All business leases are exempt. Where there is a residential element in the premises let which significantly contributes to the business premises (for example, a flat over a shop occupied by the shopkeeper), this too will be exempt, provided that the landlord and tenant serve notices on each other before The lease is granted confirming their intention to use the premises, or to allow the premises to be used, for business purposes.
Shared ownership leases are a type of home ownership marketed to those who would otherwise be unable to afford to buy a home. The long leaseholder, in general terms, buys a share of the leasehold, and pays rent to the landlord for the other share. Landlords must be registered and follow a prescribed regime.
Shared ownership leaseholders will pay a peppercorn rent on the share of the leasehold that they have bought, but will continue to pay rent on the landlord’s portion.
These are leases where the landlord is a type of social landlord, either a community land trust or a cooperative. The landlord will be permitted to charge ground rents here as they are the only way that the landlord will have for paying for shared community services.
These are regulated home reversion plans, and homes bought using “rent to buy” arrangements, such as sharia mortgages, where the ground rent is essential for the model to work as intended.
Local weights and measures authorities (formerly, trading standards authorities) will be responsible for enforcing the provisions. Financial penalties available will range between 500 and 30,000. They will also be able to order payment of prohibited rent (plus interest) by past and current landlords to the tenant.

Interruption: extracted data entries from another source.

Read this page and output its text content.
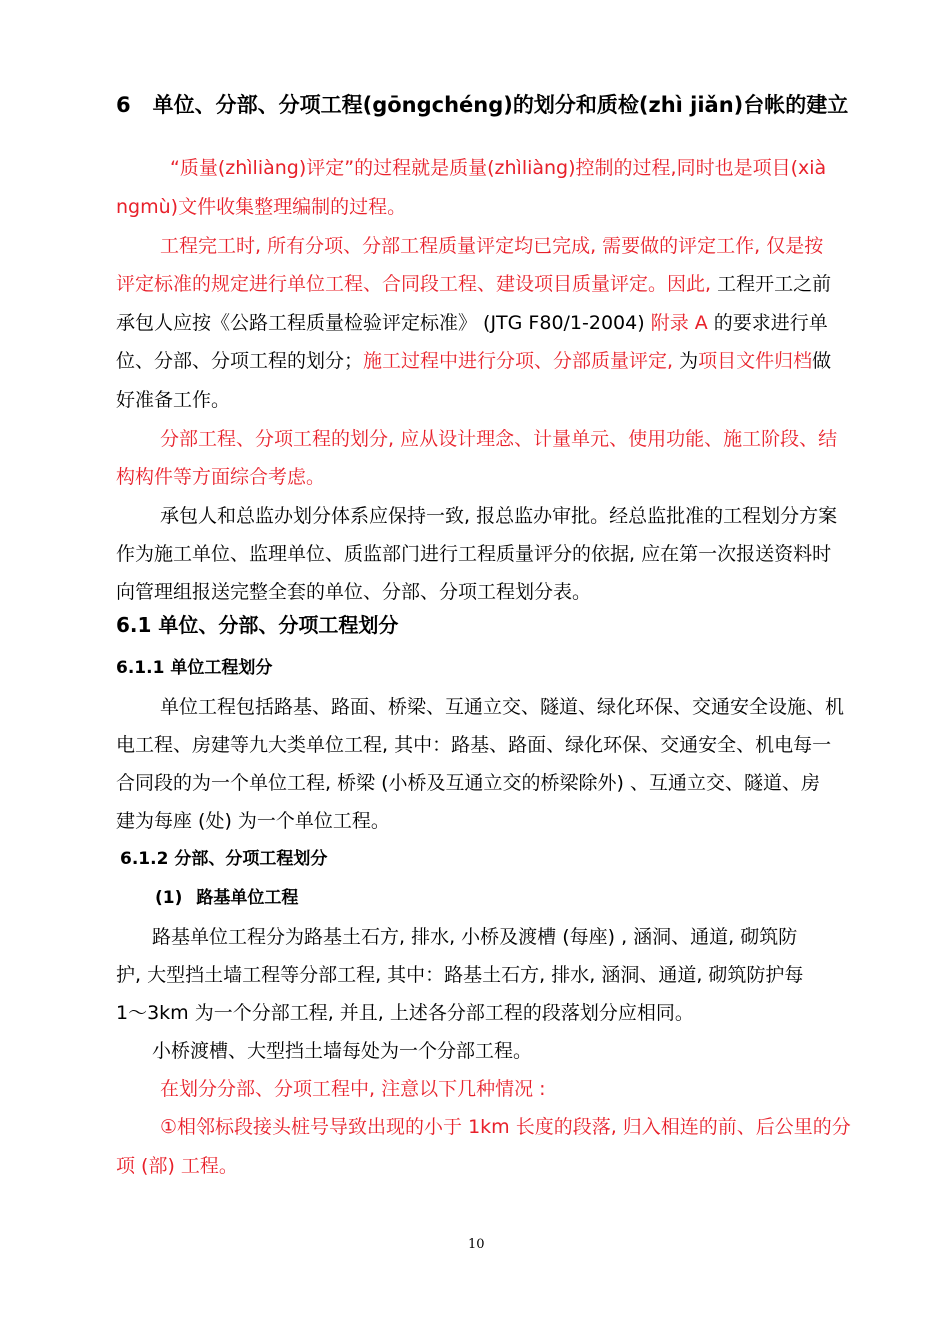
6 单位、分部、分项工程(gōngchéng)的划分和质检(zhì jiǎn)台帐的建立
“质量(zhìliàng)评定”的过程就是质量(zhìliàng)控制的过程,同时也是项目(xià
ngmù)文件收集整理编制的过程。
工程完工时, 所有分项、分部工程质量评定均已完成, 需要做的评定工作, 仅是按
评定标准的规定进行单位工程、合同段工程、建设项目质量评定。因此, 工程开工之前
承包人应按《公路工程质量检验评定标准》 (JTG F80/1-2004) 附录 A 的要求进行单
位、分部、分项工程的划分；施工过程中进行分项、分部质量评定, 为项目文件归档做
好准备工作。
分部工程、分项工程的划分, 应从设计理念、计量单元、使用功能、施工阶段、结
构构件等方面综合考虑。
承包人和总监办划分体系应保持一致, 报总监办审批。经总监批准的工程划分方案
作为施工单位、监理单位、质监部门进行工程质量评分的依据, 应在第一次报送资料时
向管理组报送完整全套的单位、分部、分项工程划分表。
6.1 单位、分部、分项工程划分
6.1.1 单位工程划分
单位工程包括路基、路面、桥梁、互通立交、隧道、绿化环保、交通安全设施、机
电工程、房建等九大类单位工程, 其中：路基、路面、绿化环保、交通安全、机电每一
合同段的为一个单位工程, 桥梁 (小桥及互通立交的桥梁除外) 、互通立交、隧道、房
建为每座 (处) 为一个单位工程。
6.1.2 分部、分项工程划分
(1) 路基单位工程
路基单位工程分为路基土石方, 排水, 小桥及渡槽 (每座) , 涵洞、通道, 砌筑防
护, 大型挡土墙工程等分部工程, 其中：路基土石方, 排水, 涵洞、通道, 砌筑防护每
1～3km 为一个分部工程, 并且, 上述各分部工程的段落划分应相同。
小桥渡槽、大型挡土墙每处为一个分部工程。
在划分分部、分项工程中, 注意以下几种情况 :
①相邻标段接头桩号导致出现的小于 1km 长度的段落, 归入相连的前、后公里的分
项 (部) 工程。
10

During the passage of the Bill through Parliament, there was disquiet at the capacity of the local weights and measures authorities to take on such work, with no extra funding made available. More realistically it will be up to individual leaseholders to ensure compliance; they can apply for an order against landlords to recover unlawfully charged ground rents through the First-tier Tribunal. It would also be negligent of any conveyancer if they failed to point out to a leaseholder that the lease reserved a prohibited rent.
Criticisms of the Act
The Leasehold Reform (Ground Rent) Act 2022 is not retrospective. Explanatory notes published with the Bill state that the UK Government wished to be fair to landlords; It is probably more likely that the UK Government wished to avoid a challenge under the Human Rights Act 1998. The Competition and Markets Authority (“CMA”) have brought actions against some large house builders for mis-selling of leasehold houses, which have resulted in those landlords agreeing not to enforce the ground rent provisions.
In addition, there will be no restrictions as yet on creating leases of dwellings for the over 55s – leases of retirement homes – with ground rent provisions, as this industry sector has lobbied hard to have another year to get their spreadsheets in order. They will not be affected by this Act until 1 April 2023.
The Leasehold Reform (Ground Rent) Act 2022 will be welcomed by anyone who buys a long leasehold, but for developers this of course destroys an established income stream. However, it is a reform that has long been fore-shadowed, and arguably provides a fair balance in landlord and tenant relations in the residential housing sector.